Quando, por exemplo, um juiz acredita na busca da verdade real, ainda reverberada pelos manuais e alguns pretensos doutrinadores, precisa saber que: a) que a pretensa “verdade real” não resiste a cinco minutos de psicanálise, filosofia hermenêutica ou hermenêutica filosófica; b) historicamente, assume uma postura típica da inquisição; c) que na teoria geral do Estado tal postura não se coaduna com um Estado Democrático de Direito, que no âmbito do processo penal se caracteriza pela gestão da prova pelas parte e não pelo juiz; d) que tal postura inquisitória, na teoria constitucional, não possui qualquer sustentáculo normativo; e) que, sob uma ótica da teoria dos direitos fundamentais, não compete a um terceiro imparcial qualquer interesse em relação a causa, mesmo de encontrar a pretensa “verdade”; f) que somente no paradigma do Estado Polícia o juiz assume ares de combatente da criminalidade, como ensina a filosofia política.
Quando nos deparamos, por exemplo, com qualquer questão envolvendo a dignidade da pessoa humana, a encaramos sob um ponto de vista kantiano ou hegeliano (ainda que nem conheçamos sequer razoavelmente tais pensadores).
Quando lidamos, por exemplo, com manifestações populares contra alguma medida do governo ou de empresas que venha a ferir direitos sociais, nossos juízos prévios sobre a evolução histórica (e social) e o conteúdo material (filosófico) de tais direitos em um Estado como o Brasil, repleto de (so)negações, importa muito na hora de decidir, pois nesse plano se desvela  a compreensão (ou não) da Constituição como Estatuto Político e o direito como transformador da realidade social (Estado Democrático de Direito).

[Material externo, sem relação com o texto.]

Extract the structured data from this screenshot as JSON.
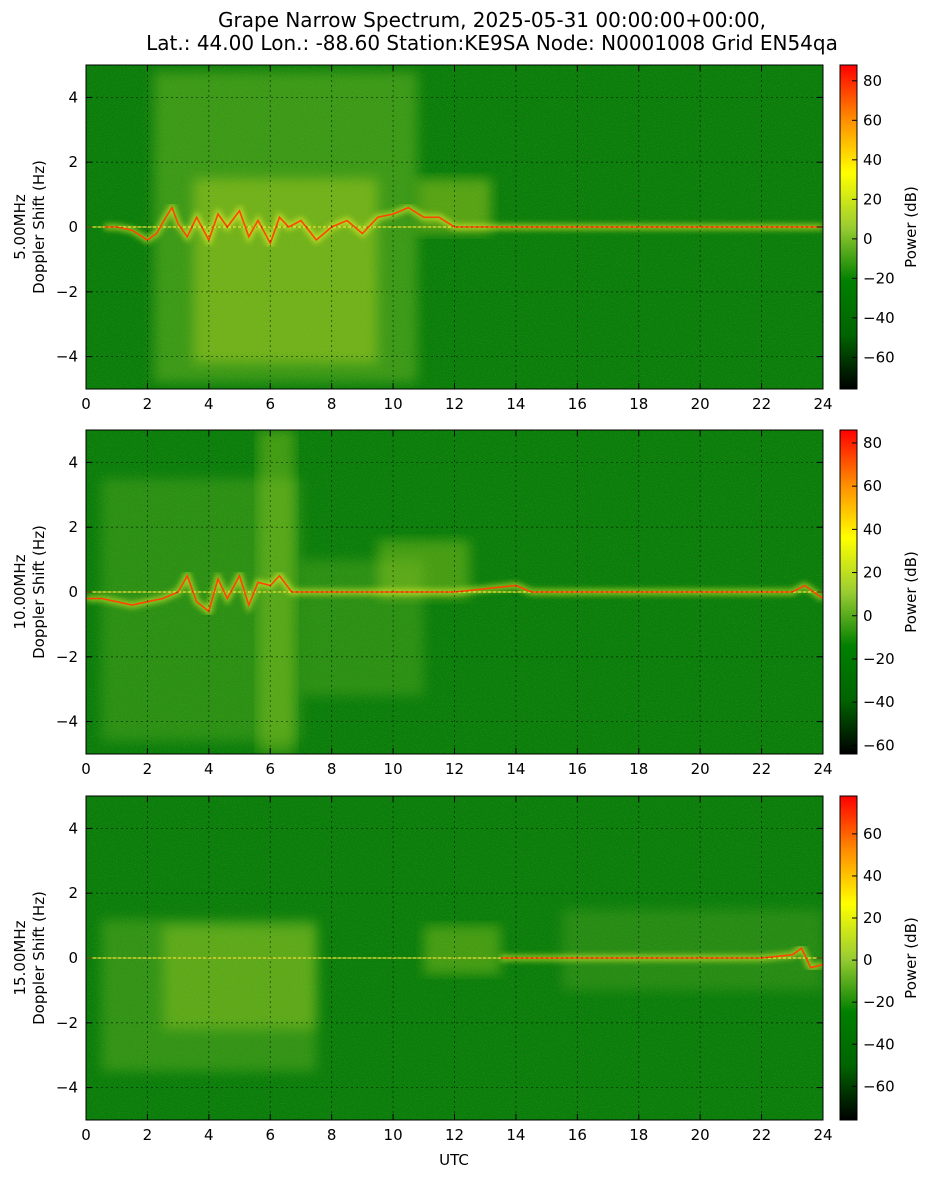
{
  "figure": {
    "title_line1": "Grape Narrow Spectrum, 2025-05-31 00:00:00+00:00,",
    "title_line2": "Lat.: 44.00 Lon.: -88.60 Station:KE9SA Node: N0001008 Grid EN54qa",
    "xlabel": "UTC"
  },
  "colors": {
    "colormap": [
      "#000000",
      "#006400",
      "#008000",
      "#9acd32",
      "#ffff00",
      "#ff8c00",
      "#ff0000"
    ],
    "grid": "#000000",
    "ridge": "#ff4500"
  },
  "chart_data": [
    {
      "type": "heatmap",
      "ylabel_line1": "5.00MHz",
      "ylabel_line2": "Doppler Shift (Hz)",
      "xlim": [
        0,
        24
      ],
      "ylim": [
        -5,
        5
      ],
      "xticks": [
        0,
        2,
        4,
        6,
        8,
        10,
        12,
        14,
        16,
        18,
        20,
        22,
        24
      ],
      "yticks": [
        -4,
        -2,
        0,
        2,
        4
      ],
      "grid": true,
      "colorbar": {
        "label": "Power (dB)",
        "ticks": [
          -60,
          -40,
          -20,
          0,
          20,
          40,
          60,
          80
        ],
        "range": [
          -76,
          88
        ]
      },
      "signal_trace": {
        "x": [
          0.6,
          1.0,
          1.5,
          2.0,
          2.3,
          2.6,
          2.8,
          3.0,
          3.3,
          3.6,
          4.0,
          4.3,
          4.6,
          5.0,
          5.3,
          5.6,
          6.0,
          6.3,
          6.6,
          7.0,
          7.5,
          8.0,
          8.5,
          9.0,
          9.5,
          10.0,
          10.5,
          11.0,
          11.5,
          12.0,
          13.0,
          14.0,
          15.8,
          17.0,
          20.0,
          22.0,
          24.0
        ],
        "y": [
          0.0,
          0.0,
          -0.1,
          -0.4,
          -0.2,
          0.3,
          0.6,
          0.1,
          -0.3,
          0.3,
          -0.4,
          0.4,
          0.0,
          0.5,
          -0.3,
          0.2,
          -0.5,
          0.3,
          0.0,
          0.2,
          -0.4,
          0.0,
          0.2,
          -0.2,
          0.3,
          0.4,
          0.6,
          0.3,
          0.3,
          0.0,
          0.0,
          0.0,
          0.0,
          0.0,
          0.0,
          0.0,
          0.0
        ]
      }
    },
    {
      "type": "heatmap",
      "ylabel_line1": "10.00MHz",
      "ylabel_line2": "Doppler Shift (Hz)",
      "xlim": [
        0,
        24
      ],
      "ylim": [
        -5,
        5
      ],
      "xticks": [
        0,
        2,
        4,
        6,
        8,
        10,
        12,
        14,
        16,
        18,
        20,
        22,
        24
      ],
      "yticks": [
        -4,
        -2,
        0,
        2,
        4
      ],
      "grid": true,
      "colorbar": {
        "label": "Power (dB)",
        "ticks": [
          -60,
          -40,
          -20,
          0,
          20,
          40,
          60,
          80
        ],
        "range": [
          -64,
          86
        ]
      },
      "signal_trace": {
        "x": [
          0.0,
          0.5,
          1.0,
          1.5,
          2.0,
          2.5,
          3.0,
          3.3,
          3.6,
          4.0,
          4.3,
          4.6,
          5.0,
          5.3,
          5.6,
          6.0,
          6.3,
          6.7,
          11.5,
          12.0,
          13.0,
          14.0,
          14.5,
          15.8,
          17.0,
          19.0,
          21.0,
          22.0,
          23.0,
          23.4,
          24.0
        ],
        "y": [
          -0.2,
          -0.2,
          -0.3,
          -0.4,
          -0.3,
          -0.2,
          0.0,
          0.5,
          -0.3,
          -0.6,
          0.4,
          -0.2,
          0.5,
          -0.4,
          0.3,
          0.2,
          0.5,
          0.0,
          0.0,
          0.0,
          0.1,
          0.2,
          0.0,
          0.0,
          0.0,
          0.0,
          0.0,
          0.0,
          0.0,
          0.2,
          -0.2
        ]
      }
    },
    {
      "type": "heatmap",
      "ylabel_line1": "15.00MHz",
      "ylabel_line2": "Doppler Shift (Hz)",
      "xlim": [
        0,
        24
      ],
      "ylim": [
        -5,
        5
      ],
      "xticks": [
        0,
        2,
        4,
        6,
        8,
        10,
        12,
        14,
        16,
        18,
        20,
        22,
        24
      ],
      "yticks": [
        -4,
        -2,
        0,
        2,
        4
      ],
      "grid": true,
      "colorbar": {
        "label": "Power (dB)",
        "ticks": [
          -60,
          -40,
          -20,
          0,
          20,
          40,
          60
        ],
        "range": [
          -76,
          78
        ]
      },
      "signal_trace": {
        "x": [
          13.5,
          14.0,
          15.0,
          15.8,
          17.0,
          18.0,
          19.0,
          20.0,
          21.0,
          22.0,
          23.0,
          23.3,
          23.6,
          24.0
        ],
        "y": [
          0.0,
          0.0,
          0.0,
          0.0,
          0.0,
          0.0,
          0.0,
          0.0,
          0.0,
          0.0,
          0.1,
          0.3,
          -0.3,
          -0.2
        ]
      }
    }
  ]
}
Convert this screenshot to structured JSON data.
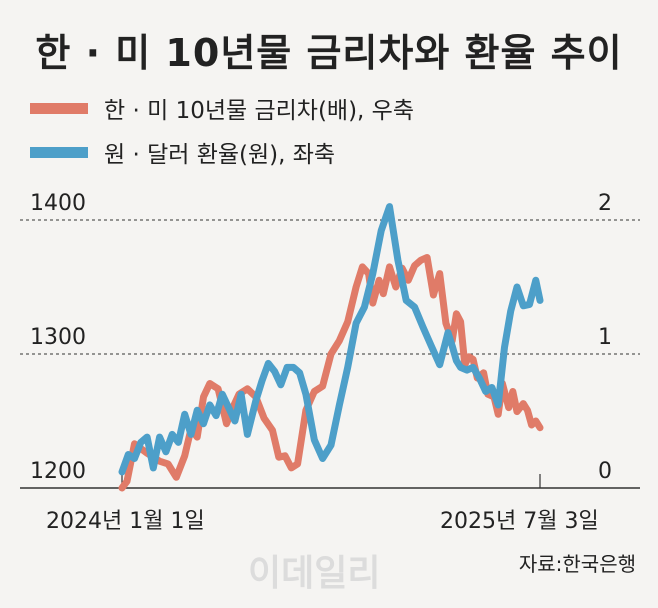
{
  "chart_data": {
    "type": "line",
    "title": "한 · 미 10년물 금리차와 환율 추이",
    "source": "자료:한국은행",
    "watermark": "이데일리",
    "x_labels": {
      "start": "2024년 1월 1일",
      "end": "2025년 7월 3일"
    },
    "left_axis": {
      "ticks": [
        "1200",
        "1300",
        "1400"
      ],
      "values": [
        1200,
        1300,
        1400
      ],
      "ylim": [
        1200,
        1400
      ]
    },
    "right_axis": {
      "ticks": [
        "0",
        "1",
        "2"
      ],
      "values": [
        0,
        1,
        2
      ],
      "ylim": [
        0,
        2
      ]
    },
    "gridlines": [
      1300,
      1400
    ],
    "series": [
      {
        "name": "한 · 미 10년물 금리차(배), 우축",
        "color": "#e07b68",
        "axis": "right",
        "x": [
          0,
          0.012,
          0.03,
          0.06,
          0.09,
          0.11,
          0.13,
          0.15,
          0.165,
          0.18,
          0.195,
          0.21,
          0.23,
          0.25,
          0.265,
          0.28,
          0.3,
          0.32,
          0.34,
          0.36,
          0.375,
          0.39,
          0.405,
          0.42,
          0.44,
          0.46,
          0.48,
          0.5,
          0.52,
          0.54,
          0.56,
          0.575,
          0.59,
          0.6,
          0.615,
          0.625,
          0.64,
          0.655,
          0.67,
          0.685,
          0.7,
          0.715,
          0.73,
          0.745,
          0.76,
          0.775,
          0.79,
          0.8,
          0.81,
          0.82,
          0.83,
          0.84,
          0.85,
          0.865,
          0.875,
          0.89,
          0.9,
          0.91,
          0.925,
          0.935,
          0.945,
          0.96,
          0.97,
          0.98,
          0.99,
          1.0
        ],
        "values": [
          0.0,
          0.05,
          0.33,
          0.26,
          0.2,
          0.18,
          0.08,
          0.24,
          0.44,
          0.38,
          0.68,
          0.78,
          0.74,
          0.48,
          0.6,
          0.7,
          0.74,
          0.68,
          0.52,
          0.43,
          0.23,
          0.24,
          0.15,
          0.18,
          0.58,
          0.72,
          0.76,
          1.0,
          1.1,
          1.24,
          1.5,
          1.65,
          1.6,
          1.38,
          1.55,
          1.45,
          1.65,
          1.5,
          1.64,
          1.55,
          1.66,
          1.7,
          1.72,
          1.44,
          1.6,
          1.23,
          1.1,
          1.3,
          1.24,
          0.92,
          0.98,
          0.96,
          0.82,
          0.86,
          0.7,
          0.68,
          0.55,
          0.78,
          0.6,
          0.72,
          0.57,
          0.63,
          0.58,
          0.47,
          0.5,
          0.45
        ]
      },
      {
        "name": "원 · 달러 환율(원), 좌축",
        "color": "#4d9fc9",
        "axis": "left",
        "x": [
          0,
          0.015,
          0.03,
          0.045,
          0.06,
          0.075,
          0.09,
          0.105,
          0.12,
          0.135,
          0.15,
          0.165,
          0.18,
          0.195,
          0.21,
          0.225,
          0.24,
          0.255,
          0.27,
          0.285,
          0.3,
          0.32,
          0.335,
          0.35,
          0.365,
          0.38,
          0.395,
          0.41,
          0.425,
          0.44,
          0.46,
          0.48,
          0.5,
          0.52,
          0.54,
          0.56,
          0.58,
          0.6,
          0.62,
          0.64,
          0.66,
          0.68,
          0.7,
          0.72,
          0.74,
          0.76,
          0.78,
          0.79,
          0.8,
          0.81,
          0.825,
          0.84,
          0.855,
          0.87,
          0.885,
          0.9,
          0.915,
          0.93,
          0.945,
          0.96,
          0.975,
          0.99,
          1.0
        ],
        "values": [
          1212,
          1225,
          1222,
          1234,
          1238,
          1215,
          1238,
          1227,
          1240,
          1234,
          1255,
          1240,
          1258,
          1248,
          1262,
          1254,
          1270,
          1260,
          1250,
          1270,
          1240,
          1265,
          1280,
          1293,
          1287,
          1277,
          1290,
          1290,
          1286,
          1270,
          1236,
          1222,
          1232,
          1262,
          1290,
          1323,
          1335,
          1360,
          1392,
          1410,
          1370,
          1340,
          1335,
          1320,
          1306,
          1292,
          1316,
          1306,
          1295,
          1290,
          1288,
          1290,
          1282,
          1272,
          1275,
          1262,
          1305,
          1332,
          1350,
          1336,
          1337,
          1355,
          1340
        ]
      }
    ]
  }
}
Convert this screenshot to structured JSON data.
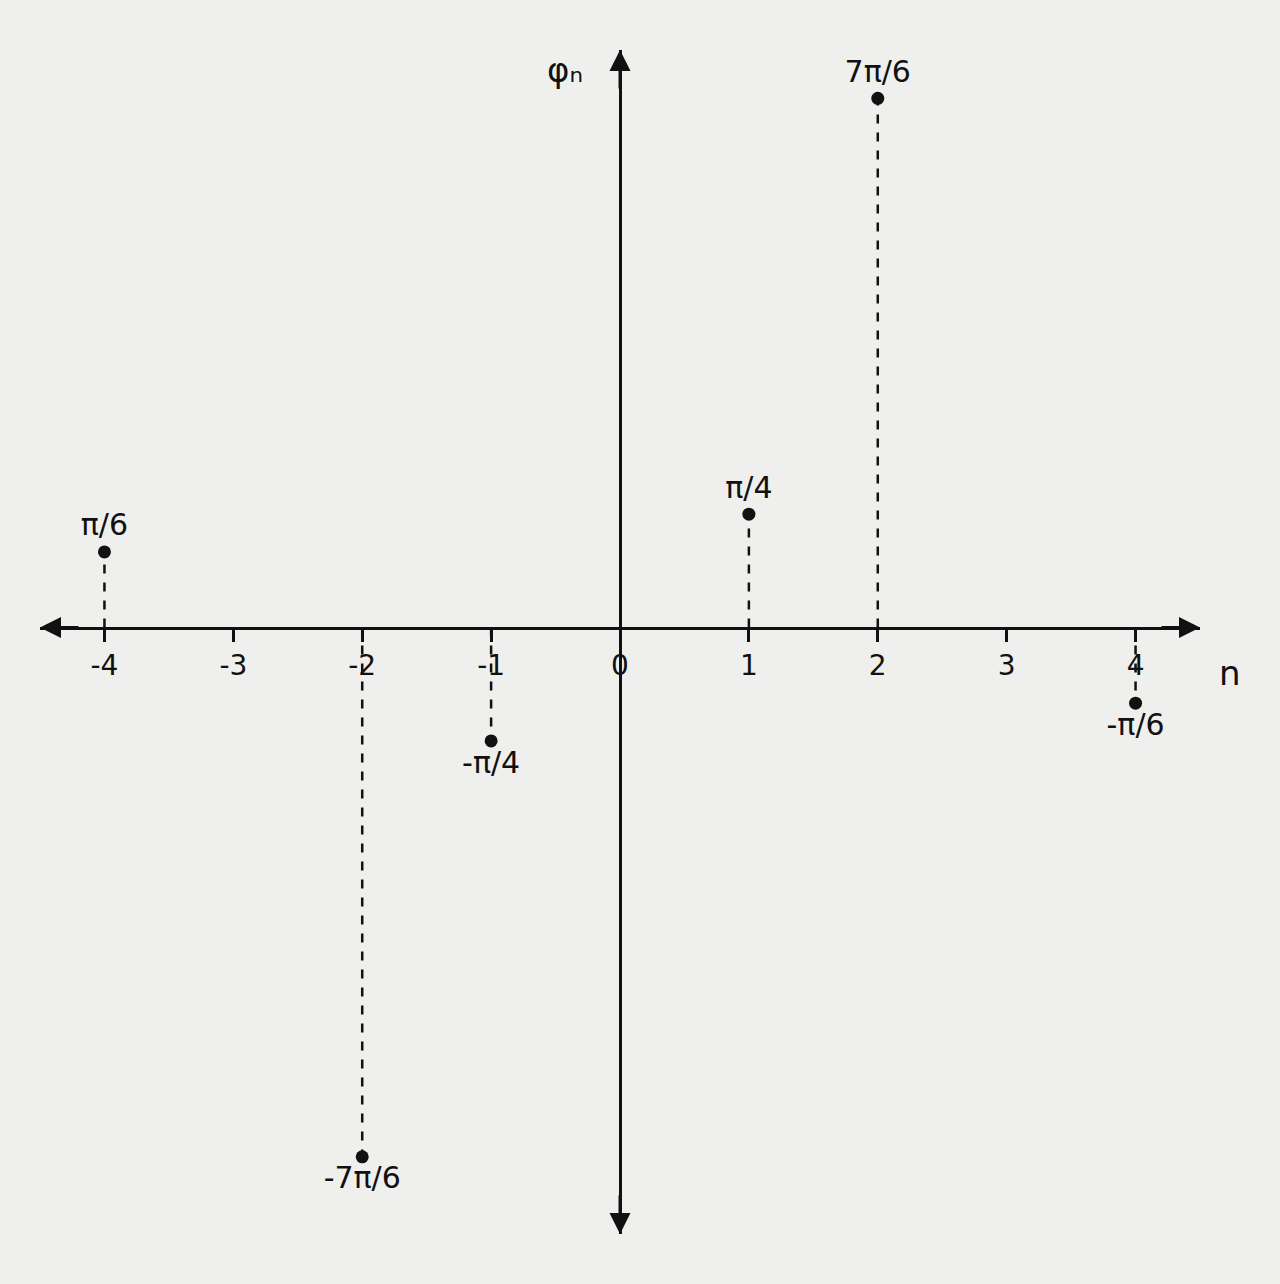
{
  "chart_data": {
    "type": "stem",
    "x_label": "n",
    "y_label": "φₙ",
    "x": [
      -4,
      -2,
      -1,
      1,
      2,
      4
    ],
    "values": [
      0.5236,
      -3.6652,
      -0.7854,
      0.7854,
      3.6652,
      -0.5236
    ],
    "value_labels": [
      "π/6",
      "-7π/6",
      "-π/4",
      "π/4",
      "7π/6",
      "-π/6"
    ],
    "xlim": [
      -4.5,
      4.5
    ],
    "xticks": [
      -4,
      -3,
      -2,
      -1,
      0,
      1,
      2,
      3,
      4
    ],
    "ylim": [
      -4.2,
      4.0
    ],
    "color": "#111111",
    "marker": "circle",
    "line_style": "dash",
    "data_labels": true,
    "tick_labels": "x",
    "grid": false
  }
}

Isso termina sendo determinante entre reconhecer um direito social ou criminalizar tais movimentos. Entre compreender nossas históricas desigualdades sociais ou fomentá-las por meio do discurso de (manter a) ordem. Entre ser um magistrado emancipador que reconhece direitos ou o que exerce mera violência simbólica (ainda que não perceba isso).
Quem não gosta de filosofia [filos (amizade/amor) sophia (saber)] no direito vive na ignorância. O problema é quando essa mesma pessoa está para decidir um processo que pode mudar o rumo de uma ou de muitas vidas. Antes do Judiciário precisar caminhar mais rápido, necessita saber para onde se está indo.